UC News

Sejarah Singkat Dataran Tinggi Golan yang Jadi Rebutan Israel-Suriah

Sejarah Singkat Dataran Tinggi Golan yang Jadi Rebutan Israel-Suriah

FacebookTwitterWhatsAppLineTelegramFacebook MessengerEmail

Pada Maret 2019, Presiden AS Donald Trump memberikan kejutan dengan mendukung kontrol Israel atas Dataran Tinggi Golan. Wilayah itu telah lama diklaim oleh Suriah dan Israel, walau Israel secara tidak sah mencaplok wilayah itu selama Perang Enam Hari tahun 1967. Namun pada Jumat (15/11), PBB mengecam pendudukan ilegal Israel di Dataran Tinggi Golan dan mengharuskan Israel mengembalikannya ke Suriah. Apa sebenarnya signifikansi wilayah tersebut? Berikut sejarah singkat Dataran Tinggi Golan.

Baca juga: Pengakuan Golan adalah Ejekan dan Pelanggaran Hukum Internasional

Dalam sebuah tweet pada Kamis (21/3), Presiden AS Donald Trump menyuarakan dukungannya atas kontrol Israel atas Dataran Tinggi Golan, yang mengubah berpuluh-puluh tahun kebijakan Amerika Serikat.
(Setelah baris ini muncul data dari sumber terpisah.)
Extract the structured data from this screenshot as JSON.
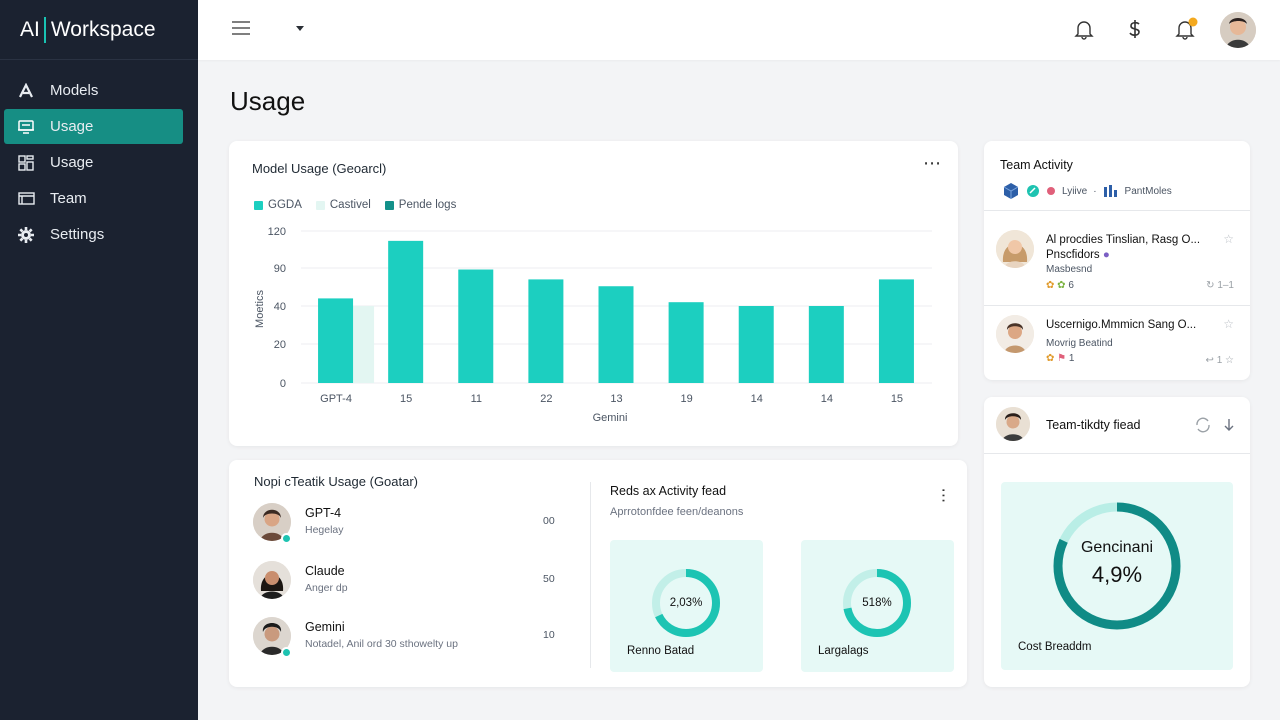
{
  "brand": {
    "left": "AI",
    "right": "Workspace"
  },
  "sidebar": {
    "items": [
      {
        "label": "Models",
        "icon": "model-a-icon",
        "active": false
      },
      {
        "label": "Usage",
        "icon": "usage-monitor-icon",
        "active": true
      },
      {
        "label": "Usage",
        "icon": "grid-icon",
        "active": false
      },
      {
        "label": "Team",
        "icon": "window-icon",
        "active": false
      },
      {
        "label": "Settings",
        "icon": "gear-icon",
        "active": false
      }
    ]
  },
  "header": {
    "icons": [
      "bell-icon",
      "dollar-icon",
      "bell-notification-icon",
      "avatar"
    ]
  },
  "page": {
    "title": "Usage"
  },
  "usage_card": {
    "title": "Model Usage (Geoarcl)",
    "legend": [
      {
        "label": "GGDA",
        "color": "#1ccfc0"
      },
      {
        "label": "Castivel",
        "color": "#e3f6f2"
      },
      {
        "label": "Pende logs",
        "color": "#13918a"
      }
    ]
  },
  "chart_data": {
    "type": "bar",
    "categories": [
      "GPT-4",
      "15",
      "11",
      "22",
      "13",
      "19",
      "14",
      "14",
      "15"
    ],
    "y_ticks": [
      0,
      20,
      40,
      90,
      120
    ],
    "ylabel": "Moetics",
    "xlabel": "Gemini",
    "series": [
      {
        "name": "GGDA",
        "values": [
          50,
          112,
          88,
          75,
          66,
          45,
          40,
          40,
          75
        ]
      },
      {
        "name": "Castivel",
        "values": [
          40,
          null,
          null,
          null,
          null,
          null,
          null,
          null,
          null
        ]
      }
    ],
    "ylim": [
      0,
      120
    ],
    "grid": true
  },
  "users_card": {
    "title": "Nopi cTeatik Usage (Goatar)",
    "users": [
      {
        "name": "GPT-4",
        "sub": "Hegelay",
        "value": "00",
        "online": true
      },
      {
        "name": "Claude",
        "sub": "Anger dp",
        "value": "50",
        "online": false
      },
      {
        "name": "Gemini",
        "sub": "Notadel, Anil ord 30 sthowelty up",
        "value": "10",
        "online": true
      }
    ],
    "feed_title": "Reds ax Activity fead",
    "feed_sub": "Aprrotonfdee feen/deanons",
    "minis": [
      {
        "value": "2,03%",
        "label": "Renno Batad",
        "fraction": 0.68
      },
      {
        "value": "518%",
        "label": "Largalags",
        "fraction": 0.72
      }
    ]
  },
  "team_card": {
    "title": "Team Activity",
    "tags": [
      "Lyiive",
      "PantMoles"
    ],
    "activities": [
      {
        "title": "Al procdies Tinslian, Rasg O...",
        "title2": "Pnscfidors",
        "sub": "Masbesnd",
        "meta": "6",
        "right": "1–1"
      },
      {
        "title": "Uscernigo.Mmmicn Sang O...",
        "title2": "",
        "sub": "Movrig Beatind",
        "meta": "1",
        "right": "1"
      }
    ]
  },
  "cost_card": {
    "title": "Team-tikdty fiead",
    "ring_name": "Gencinani",
    "ring_value": "4,9%",
    "label": "Cost Breaddm",
    "fraction": 0.82
  }
}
Langkah ini mendorong Dataran Tinggi Golan—dataran tinggi subur di samping Danau Galilea yang telah menjadi salah satu perbatasan Israel yang lebih tenang selama setengah abad—kembali menjadi berita utama internasional.

Wilayah ini mencakup 500 mil persegi dan menawarkan pandangan luas ke Suriah dan Israel, menjadikannya wilayah militer yang strategis. Wilayah itu direbut oleh Israel dari Suriah selama Perang Enam Hari 1967, dan sejak itu telah diklaim oleh kedua negara.

Advertisement

Bagaimana wilayah itu bisa berada di bawah kendali Israel?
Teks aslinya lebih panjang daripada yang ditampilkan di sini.